A Igreja de Jesus Cristo dos Santos dos Últimos Dias, nome oficial da Igreja Mórmon, abandonou essa prática há mais de um século. A poligamia também é proibida pela constituição de Utah.
"Há muito tempo a Igreja está preocupada com a continuação da prática ilegal da poligamia e, em particular, com relatos de abusos de mulher e crianças que emanam das comunidades de polígamos", diz uma nota da Igreja Mórmon.
"Será lamentável se esse programa, ao fazer da poligamia objeto de entretenimento, minimizar a seriedade do problema."

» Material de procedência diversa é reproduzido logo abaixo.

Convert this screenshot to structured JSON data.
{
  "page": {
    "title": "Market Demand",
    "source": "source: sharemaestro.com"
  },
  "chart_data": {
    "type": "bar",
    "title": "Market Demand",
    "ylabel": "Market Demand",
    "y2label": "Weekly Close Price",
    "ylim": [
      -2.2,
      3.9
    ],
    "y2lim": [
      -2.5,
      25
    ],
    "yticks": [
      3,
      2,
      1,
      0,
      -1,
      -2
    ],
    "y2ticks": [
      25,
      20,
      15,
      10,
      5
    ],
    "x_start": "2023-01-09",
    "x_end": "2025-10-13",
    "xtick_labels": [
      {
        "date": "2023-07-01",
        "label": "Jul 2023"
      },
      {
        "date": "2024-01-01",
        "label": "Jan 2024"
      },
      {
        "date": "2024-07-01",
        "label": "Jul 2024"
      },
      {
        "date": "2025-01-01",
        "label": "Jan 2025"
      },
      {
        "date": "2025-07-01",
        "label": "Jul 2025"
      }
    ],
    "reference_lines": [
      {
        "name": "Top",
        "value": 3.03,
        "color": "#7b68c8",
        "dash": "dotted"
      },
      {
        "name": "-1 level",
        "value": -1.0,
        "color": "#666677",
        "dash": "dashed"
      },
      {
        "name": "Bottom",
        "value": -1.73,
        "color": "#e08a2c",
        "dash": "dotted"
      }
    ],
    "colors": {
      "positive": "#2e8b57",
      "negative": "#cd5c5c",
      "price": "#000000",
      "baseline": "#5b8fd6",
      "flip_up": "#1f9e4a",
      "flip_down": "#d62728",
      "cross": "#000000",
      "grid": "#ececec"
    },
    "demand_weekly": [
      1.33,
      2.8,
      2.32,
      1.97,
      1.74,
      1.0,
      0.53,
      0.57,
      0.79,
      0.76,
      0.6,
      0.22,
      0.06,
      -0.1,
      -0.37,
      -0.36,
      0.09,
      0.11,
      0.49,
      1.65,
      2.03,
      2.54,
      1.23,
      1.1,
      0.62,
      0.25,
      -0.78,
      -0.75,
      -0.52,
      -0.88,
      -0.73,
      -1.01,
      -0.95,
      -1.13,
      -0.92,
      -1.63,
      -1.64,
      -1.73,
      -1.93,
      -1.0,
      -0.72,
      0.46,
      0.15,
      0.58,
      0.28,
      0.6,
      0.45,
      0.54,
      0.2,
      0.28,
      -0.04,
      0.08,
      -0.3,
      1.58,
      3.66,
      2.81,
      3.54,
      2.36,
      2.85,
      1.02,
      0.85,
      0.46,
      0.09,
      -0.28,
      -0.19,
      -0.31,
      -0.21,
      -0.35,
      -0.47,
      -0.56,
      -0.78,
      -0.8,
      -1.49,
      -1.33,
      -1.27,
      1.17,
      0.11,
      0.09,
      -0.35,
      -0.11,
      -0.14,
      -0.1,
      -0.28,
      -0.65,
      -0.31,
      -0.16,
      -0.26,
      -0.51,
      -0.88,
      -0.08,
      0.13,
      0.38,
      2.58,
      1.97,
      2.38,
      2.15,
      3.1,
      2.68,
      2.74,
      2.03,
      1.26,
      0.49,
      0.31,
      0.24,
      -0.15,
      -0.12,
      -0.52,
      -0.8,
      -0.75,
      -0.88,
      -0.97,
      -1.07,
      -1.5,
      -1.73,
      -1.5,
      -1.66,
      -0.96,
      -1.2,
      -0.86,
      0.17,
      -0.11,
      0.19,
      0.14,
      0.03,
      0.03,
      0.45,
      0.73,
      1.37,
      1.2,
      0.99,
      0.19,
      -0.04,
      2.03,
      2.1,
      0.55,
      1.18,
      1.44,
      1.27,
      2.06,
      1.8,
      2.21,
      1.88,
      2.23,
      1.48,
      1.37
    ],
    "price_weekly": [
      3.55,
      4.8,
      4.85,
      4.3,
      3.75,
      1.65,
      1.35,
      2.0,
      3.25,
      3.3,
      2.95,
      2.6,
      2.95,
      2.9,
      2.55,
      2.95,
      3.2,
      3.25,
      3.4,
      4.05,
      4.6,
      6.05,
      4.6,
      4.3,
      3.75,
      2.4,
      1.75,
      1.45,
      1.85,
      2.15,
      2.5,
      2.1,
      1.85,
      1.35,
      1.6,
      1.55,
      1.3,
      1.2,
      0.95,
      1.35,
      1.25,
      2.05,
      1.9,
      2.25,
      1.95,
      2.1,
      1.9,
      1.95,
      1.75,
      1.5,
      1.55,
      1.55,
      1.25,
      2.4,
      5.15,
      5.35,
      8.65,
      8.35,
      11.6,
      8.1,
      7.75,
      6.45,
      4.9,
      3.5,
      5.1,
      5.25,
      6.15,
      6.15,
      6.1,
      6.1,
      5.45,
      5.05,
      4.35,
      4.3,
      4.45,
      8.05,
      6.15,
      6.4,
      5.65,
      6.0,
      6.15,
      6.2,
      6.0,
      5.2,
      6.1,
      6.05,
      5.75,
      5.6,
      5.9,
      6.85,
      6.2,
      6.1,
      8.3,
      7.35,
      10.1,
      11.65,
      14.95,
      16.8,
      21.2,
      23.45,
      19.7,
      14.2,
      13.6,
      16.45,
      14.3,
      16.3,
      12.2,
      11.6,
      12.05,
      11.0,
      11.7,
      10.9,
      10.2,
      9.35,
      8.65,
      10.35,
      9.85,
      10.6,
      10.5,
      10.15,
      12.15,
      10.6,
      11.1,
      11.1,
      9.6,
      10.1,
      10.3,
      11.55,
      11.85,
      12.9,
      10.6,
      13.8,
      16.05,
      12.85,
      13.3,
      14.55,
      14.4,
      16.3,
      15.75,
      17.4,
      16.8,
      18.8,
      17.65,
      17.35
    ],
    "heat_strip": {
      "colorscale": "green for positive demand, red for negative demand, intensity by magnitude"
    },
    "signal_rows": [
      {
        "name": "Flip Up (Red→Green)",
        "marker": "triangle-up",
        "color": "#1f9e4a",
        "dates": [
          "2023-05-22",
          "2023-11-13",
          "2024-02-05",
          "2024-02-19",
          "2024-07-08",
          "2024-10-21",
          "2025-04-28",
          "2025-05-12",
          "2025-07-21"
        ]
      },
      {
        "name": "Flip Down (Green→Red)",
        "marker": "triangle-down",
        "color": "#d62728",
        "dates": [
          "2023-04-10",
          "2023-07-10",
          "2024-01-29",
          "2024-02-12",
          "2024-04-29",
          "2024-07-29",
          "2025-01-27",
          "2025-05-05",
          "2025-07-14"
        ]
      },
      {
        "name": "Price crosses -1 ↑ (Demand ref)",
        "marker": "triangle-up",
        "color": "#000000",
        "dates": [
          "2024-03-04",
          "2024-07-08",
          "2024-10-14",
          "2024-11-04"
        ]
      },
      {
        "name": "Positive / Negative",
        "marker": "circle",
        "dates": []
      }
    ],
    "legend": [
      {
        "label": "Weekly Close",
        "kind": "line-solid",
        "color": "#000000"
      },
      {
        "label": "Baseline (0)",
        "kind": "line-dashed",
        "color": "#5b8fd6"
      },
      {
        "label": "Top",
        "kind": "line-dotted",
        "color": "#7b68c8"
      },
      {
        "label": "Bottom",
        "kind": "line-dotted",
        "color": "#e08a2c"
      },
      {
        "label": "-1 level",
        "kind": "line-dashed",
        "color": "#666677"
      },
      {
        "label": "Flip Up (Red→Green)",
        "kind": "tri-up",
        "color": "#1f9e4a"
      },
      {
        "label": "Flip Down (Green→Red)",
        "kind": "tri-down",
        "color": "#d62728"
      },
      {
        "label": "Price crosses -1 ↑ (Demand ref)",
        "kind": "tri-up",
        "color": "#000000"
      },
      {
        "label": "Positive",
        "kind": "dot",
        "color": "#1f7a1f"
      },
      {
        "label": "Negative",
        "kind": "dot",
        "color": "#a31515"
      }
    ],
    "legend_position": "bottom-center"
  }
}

"Ao situar o seriado em Salt Lake City, sede internacional da Igreja de Jesus Cristo dos Últimos Dias, é o suficiente para borrar a linha entre a Igreja moderna e o assunto do programa e reforçar estereótipos velhos e ultrapassados."
O seriado, produzido pelo canals de TV a cabo HBO, deixa claro em declaração no fim do primeiro episódio que os personagens não são mórmons.
Parece certo que o programa vai dividir os telespectadores e tem alguns desempenhos provocantes nos papéis principais.
"É uma idéia interessante usar esse tipo de coisa que é tabu e examinar a condição humana através dela", diz Paxton, 40 anos.
Segundo David Kronke, crítico do Los Angeles Daily News que viu os cinco primeiros episódios, o telespectador fica na dúvida se ama ou odeia o polígamo Bill Henrickson.
A HBO está produzindo um substituto natural para Os Sopranos ou um seriado que vai se mostrar chocante demais, não palatável para a audiência americana.